Proposed solutions for health care recovery include the following. The first solution is to direct federal grants to individual providers. An appeal for direct funding is not always the most politically expedient solution to a problem. Nevertheless, the federal government has established precedents for such measures. First, in January 2007, the Department of Health and Human Services announced the release of $160 million in grants to hospitals and skilled nursing facilities.26 Eligible recipient hospitals are able to use such funds for recruitment and retention of providers but are under no obligation to do so. An additional $15 million has been allocated for recruitment of providers to the New Orleans area, but none has been earmarked for Mississippi and, more significantly, none has been directed toward retention of providers already in the region. The economic, psychological, and social factors of daily life in the region create an environment in which recruiting new doctors is far more difficult and expensive than retaining existing ones. Second, the federal government authorized the Air Transportation Safety System and Stabilization Act after the terrorist attacks on September 11, 2001.27,28 This legislation included $10 billion in loans and another $5 billion in direct compensation to the airline industry as a whole. In passing the Air Transportation Safety System and Stabilization Act, Congress recognized the country's need for a solvent air transportation system. Although health care is at least as vital as transportation and the government already has an active role in funding, providing, and ensuring health care, Congress authorized only $2 billion for health care after Hurricanes Katrina and Rita.29
The second proposed solution is to create Medicaid incentive payments for providers in disaster areas.
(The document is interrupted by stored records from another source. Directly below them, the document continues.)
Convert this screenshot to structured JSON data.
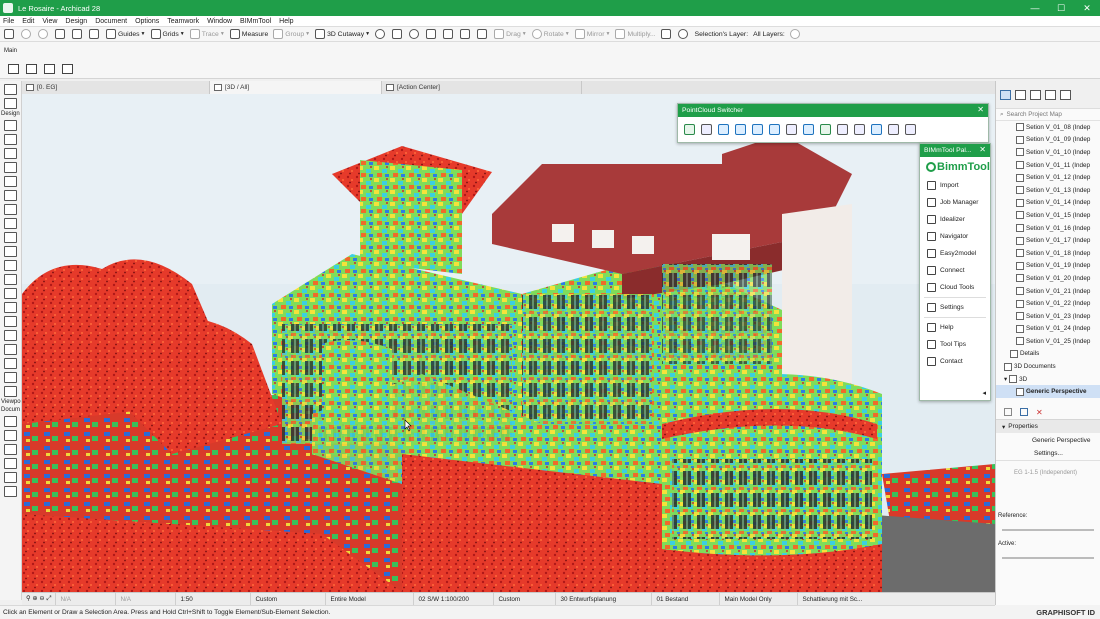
{
  "window": {
    "title": "Le Rosaire - Archicad 28",
    "controls": [
      "—",
      "☐",
      "✕"
    ]
  },
  "menu": [
    "File",
    "Edit",
    "View",
    "Design",
    "Document",
    "Options",
    "Teamwork",
    "Window",
    "BIMmTool",
    "Help"
  ],
  "toolbar": {
    "guides": "Guides",
    "grids": "Grids",
    "trace": "Trace",
    "measure": "Measure",
    "group": "Group",
    "cutaway": "3D Cutaway",
    "drag": "Drag",
    "rotate": "Rotate",
    "mirror": "Mirror",
    "multiply": "Multiply...",
    "selections_layer": "Selection's Layer:",
    "all_layers": "All Layers:"
  },
  "main_label": "Main",
  "tabs": [
    {
      "label": "[0. EG]"
    },
    {
      "label": "[3D / All]"
    },
    {
      "label": "[Action Center]"
    }
  ],
  "toolbox": {
    "design": "Design",
    "viewpoint": "Viewpo",
    "document": "Docum"
  },
  "pointcloud": {
    "title": "PointCloud Switcher",
    "close": "✕"
  },
  "bimmtool": {
    "title": "BIMmTool Pal...",
    "close": "✕",
    "logo_text": "BimmTool",
    "items": [
      "Import",
      "Job Manager",
      "Idealizer",
      "Navigator",
      "Easy2model",
      "Connect",
      "Cloud Tools",
      "Settings",
      "Help",
      "Tool Tips",
      "Contact"
    ],
    "collapse": "◂"
  },
  "project_map": {
    "search_placeholder": "Search Project Map",
    "items": [
      "Setion V_01_08 (Indep",
      "Setion V_01_09 (Indep",
      "Setion V_01_10 (Indep",
      "Setion V_01_11 (Indep",
      "Setion V_01_12 (Indep",
      "Setion V_01_13 (Indep",
      "Setion V_01_14 (Indep",
      "Setion V_01_15 (Indep",
      "Setion V_01_16 (Indep",
      "Setion V_01_17 (Indep",
      "Setion V_01_18 (Indep",
      "Setion V_01_19 (Indep",
      "Setion V_01_20 (Indep",
      "Setion V_01_21 (Indep",
      "Setion V_01_22 (Indep",
      "Setion V_01_23 (Indep",
      "Setion V_01_24 (Indep",
      "Setion V_01_25 (Indep"
    ],
    "details": "Details",
    "documents_3d": "3D Documents",
    "folder_3d": "3D",
    "generic_perspective": "Generic Perspective"
  },
  "properties": {
    "header": "Properties",
    "name": "Generic Perspective",
    "settings": "Settings...",
    "view_row": "EG 1-1.5 (Independent)",
    "reference": "Reference:",
    "active": "Active:"
  },
  "status": {
    "na1": "N/A",
    "na2": "N/A",
    "scale": "1:50",
    "custom1": "Custom",
    "model": "Entire Model",
    "drawing": "02 S/W 1:100/200",
    "custom2": "Custom",
    "plan": "30 Entwurfsplanung",
    "bestand": "01 Bestand",
    "main_model": "Main Model Only",
    "shading": "Schattierung mit Sc..."
  },
  "hint": "Click an Element or Draw a Selection Area. Press and Hold Ctrl+Shift to Toggle Element/Sub-Element Selection.",
  "brand": "GRAPHISOFT ID",
  "colors": {
    "accent": "#1f9e49",
    "selection": "#cfe0f5",
    "roof": "#a83a3a"
  }
}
This proposal was first brought to the attention of state and federal authorities just days after Hurricane Katrina.30 The federal Medicare program already has established such incentive payments, through the Health Resources and Services Administration health professional shortage areas; however, Medicare covers a limited segment of the population. In particular, children and families are far more likely to be covered by Medicaid than by Medicare. Pediatricians thus are largely excluded from Medicare incentives and require special attention of their own. Furthermore, Medicaid is the largest single insurer for children, covering approximately one half of all children in Louisiana and Mississippi.31,32 Pediatricians who participate in the Medicaid program play a vital role in public health.
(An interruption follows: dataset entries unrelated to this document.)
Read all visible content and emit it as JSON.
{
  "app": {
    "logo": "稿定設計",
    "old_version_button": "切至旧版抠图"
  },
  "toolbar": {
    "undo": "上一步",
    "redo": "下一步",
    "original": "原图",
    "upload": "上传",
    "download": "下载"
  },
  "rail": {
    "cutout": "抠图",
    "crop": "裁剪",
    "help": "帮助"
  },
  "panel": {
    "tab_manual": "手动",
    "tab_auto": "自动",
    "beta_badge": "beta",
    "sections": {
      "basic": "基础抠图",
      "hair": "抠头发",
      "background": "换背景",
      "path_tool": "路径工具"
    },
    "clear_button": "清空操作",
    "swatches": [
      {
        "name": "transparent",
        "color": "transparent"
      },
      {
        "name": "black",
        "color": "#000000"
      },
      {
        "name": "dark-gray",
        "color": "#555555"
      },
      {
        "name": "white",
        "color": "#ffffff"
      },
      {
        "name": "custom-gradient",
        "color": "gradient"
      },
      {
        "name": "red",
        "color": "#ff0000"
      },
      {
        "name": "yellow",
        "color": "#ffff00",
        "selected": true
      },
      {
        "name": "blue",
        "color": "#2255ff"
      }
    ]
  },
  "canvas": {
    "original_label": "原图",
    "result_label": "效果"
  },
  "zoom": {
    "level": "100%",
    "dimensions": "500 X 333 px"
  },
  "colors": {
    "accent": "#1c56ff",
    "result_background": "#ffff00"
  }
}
Although the individual states assume responsibility for administering their Medicaid programs, the funding is shared between the state and federal governments. Medicaid expenditures are already a significant source of strain on state budgets.33 Furthermore, states affected by widespread disasters face significant financial problems and are hardly in a position to increase health care expenditures unilaterally. Funding for incentive payments probably would require federal assurance of assistance to cash-strapped states, but the federal government has established precedent with the assumption of 100% of affected states' portions of Medicaid from August 24, 2005, through January 31, 2006.15
The third proposed solution is to extend disproportionate share hospital adjustments to individual providers. Currently, private offices have no incentive other than simple "good will" to care for large proportions of Medicaid-covered and uninsured patients and in fact face significant financial disincentives to provide care to the indigent. Medicaid generally pays physicians less than private insurance for similar services, whereas uninsured patients often are unable to pay for their health care at all. The loss of employer-based private health insurance in the region means a proportional shift of patients to Medicaid and uninsured status, to the financial detriment of pediatricians. The CMS recognize that hospitals that provide care to large numbers of Medicaid, Medicare, or uninsured patients face financial difficulties, and the CMS attempt to compensate the hospitals with disproportionate share hospital adjustments.28,34 The CMS can and should create a similar supplemental system for individual physicians' practices that care for large numbers of poor and indigent patients.
The fourth proposed solution is to fast-track and to expand the National Health Service Corps loan repayment program for affected areas. The loss of stable medical care means that much of the disaster area qualifies as a health professional shortage area. Physicians need incentives to stay and/or to return, and loan forgiveness is one way to accomplish this. However, the existing process can take up to 1 year for approval of a provider and his or her site for the loan repayment program. The National Health Service Corps should fast-track all applications for disaster-area providers and should authorize priority funding to ensure the providers' commitment to staying in the affected area. Fast-track approval also guarantees physicians' presence during the first few years of recovery, encouraging longer-term stability and reestablishment.
The fifth proposed solution is to have the Federal Emergency Management Agency (FEMA) contract with private physicians to provide care for uninsured patients. As mentioned previously, the loss of major employers in the disaster area means the loss of employer-based health insurance for a large number of people. In addition, the tremendous amount of construction has brought into the area many migrant workers, who also lack health insurance. Uninsured patients seek health care from free clinics, go to the local emergency department (the costs of which often are unreimbursed and uncollected, taxing already overextended hospitals), pay out of pocket to private physicians, or simply go without medical care. Private physicians, for the most part, would be glad to treat these patients, provided the physicians did not have to bear the burden of providing significant unreimbursed care. FEMA could bridge this gap by contracting private physicians to provide medical care for otherwise uninsured patients. The program could be administered by an existing agency, such as Medicare, Medicaid, or a private health insurance company (such as how Blue Cross and Blue Shield of Mississippi operates the State Children's Health Insurance Program). This arrangement would enable residents and recovery workers to obtain consistent health care, while helping physician practices assume primary responsibility for the community's medical needs. The recovery of the entire community would be advanced, which falls within the mandate for FEMA. Of note, the federal government has established precedent through the uncompensated care pool that was retroactive through January 31, 2006; this proposed contracting can be seen as an offshoot of that pool, with more-formal administration.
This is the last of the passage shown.